Given: AD = 23 cm

AB = 29 cm

DS = 5 cm

∠B=90°

To find: The value of r.

Theorem Used:

1) The length of two tangents drawn from an external point are equal.

2.) Tangent to a circle at a point is perpendicular to the radius through the point of contact.

Explanation:

AB, BC, CD and AD are tangents to the circle with centre O at Q, P, S and R respectively.
D is an external point and DR and DS are the tangents drawn from it.

From the theorem (1) stated,
DS = DR = 5 cm
∴ AR = AD – DR = 23 – 5 = 18 cm

A is an external point and AQ and AR are the tangents drawn from it.

From the theorem (1) stated,
AQ = AR = 18 cm
∴ QB = AB – AQ = 29 − 18 = 11 cm

B is an external point and QB and BP are the tangents drawn from it.

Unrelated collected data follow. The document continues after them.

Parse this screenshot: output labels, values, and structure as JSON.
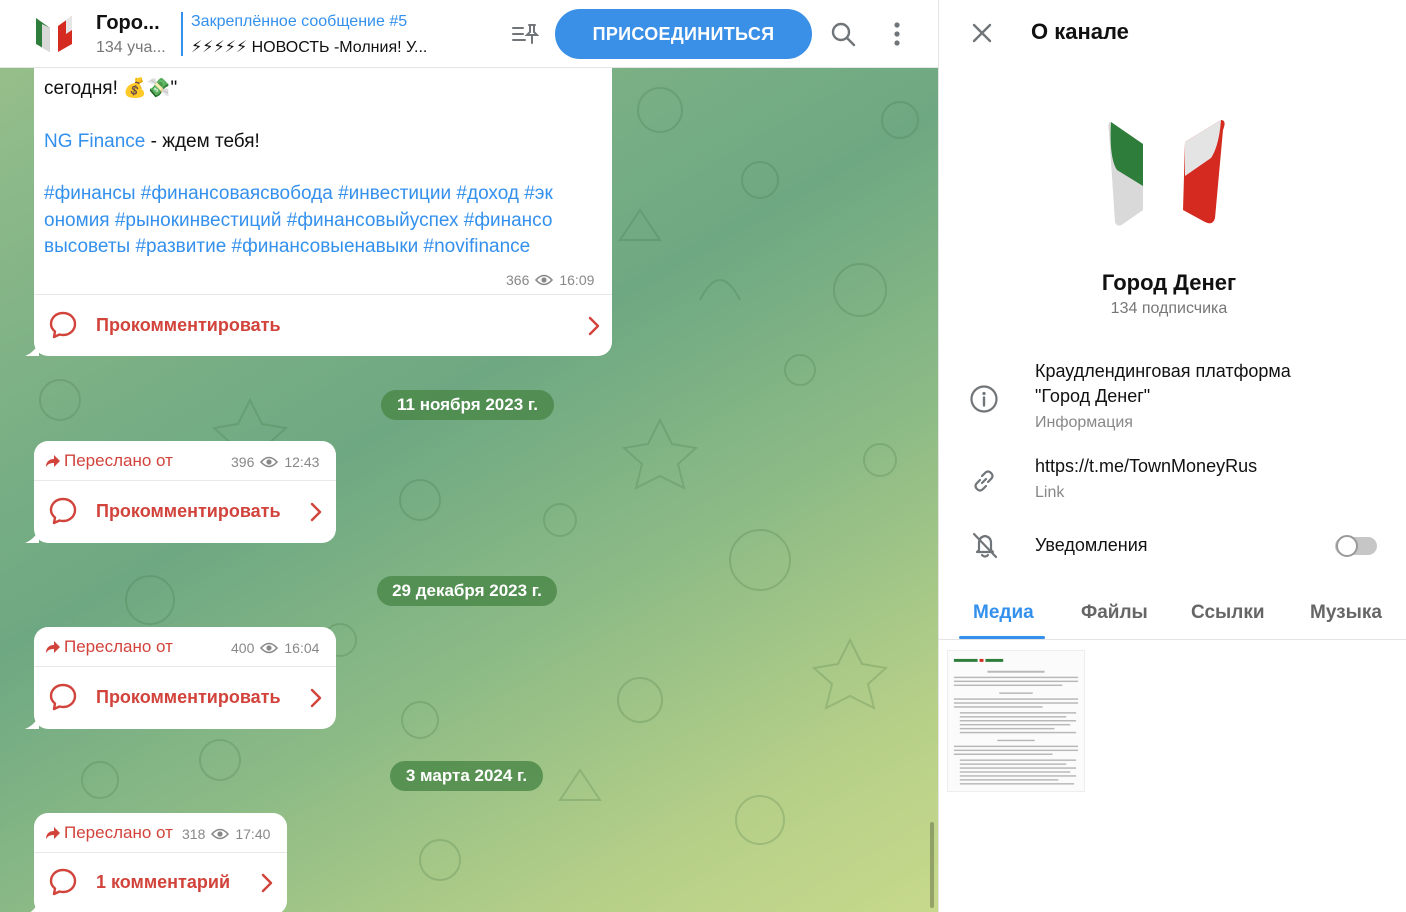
{
  "header": {
    "channel_name": "Горо...",
    "members": "134 уча...",
    "pinned_label": "Закреплённое сообщение #5",
    "pinned_text": "⚡⚡⚡⚡⚡ НОВОСТЬ -Молния! У...",
    "join_label": "ПРИСОЕДИНИТЬСЯ"
  },
  "messages": {
    "post1": {
      "line1": "сегодня! 💰💸\"",
      "link_text": "NG Finance",
      "line2_rest": " - ждем тебя!",
      "hashtags_1": "#финансы #финансоваясвобода #инвестиции #доход #эк",
      "hashtags_2": "ономия #рынокинвестиций #финансовыйуспех #финансо",
      "hashtags_3": "высоветы #развитие #финансовыенавыки #novifinance",
      "views": "366",
      "time": "16:09",
      "comment_label": "Прокомментировать"
    },
    "date1": "11 ноября 2023 г.",
    "fwd1": {
      "forwarded": "Переслано от",
      "views": "396",
      "time": "12:43",
      "comment_label": "Прокомментировать"
    },
    "date2": "29 декабря 2023 г.",
    "fwd2": {
      "forwarded": "Переслано от",
      "views": "400",
      "time": "16:04",
      "comment_label": "Прокомментировать"
    },
    "date3": "3 марта 2024 г.",
    "fwd3": {
      "forwarded": "Переслано от",
      "views": "318",
      "time": "17:40",
      "comment_label": "1 комментарий"
    }
  },
  "panel": {
    "title": "О канале",
    "name": "Город Денег",
    "subscribers": "134 подписчика",
    "description_1": "Краудлендинговая платформа",
    "description_2": "\"Город Денег\"",
    "description_caption": "Информация",
    "link": "https://t.me/TownMoneyRus",
    "link_caption": "Link",
    "notifications": "Уведомления",
    "notifications_enabled": false,
    "tabs": [
      "Медиа",
      "Файлы",
      "Ссылки",
      "Музыка"
    ],
    "active_tab": "Медиа"
  },
  "colors": {
    "accent": "#3390ec",
    "join_button": "#3a8fe6",
    "comment": "#d1433b",
    "logo_green": "#2e7d3a",
    "logo_red": "#d42a1f"
  }
}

From the theorem (1) stated,
QB = BP = 11 cm.
∠PBQ = 90° [Given]

From the theorem (2) stated,
∠OPB = 90°
∠OQB = 90°

As we know sum of angles of a quadrilateral is 360°.

In quadrilateral POQB,

∠POQ + ∠OQB + ∠OPB + ∠QBP = 360°

⇒∠POQ + 90° + 90° + 90° = 360°

⇒∠POQ + 270° = 360°

⇒∠POQ = 90°
So, OQBP is a square.
∴QB = BP = r = 11 cm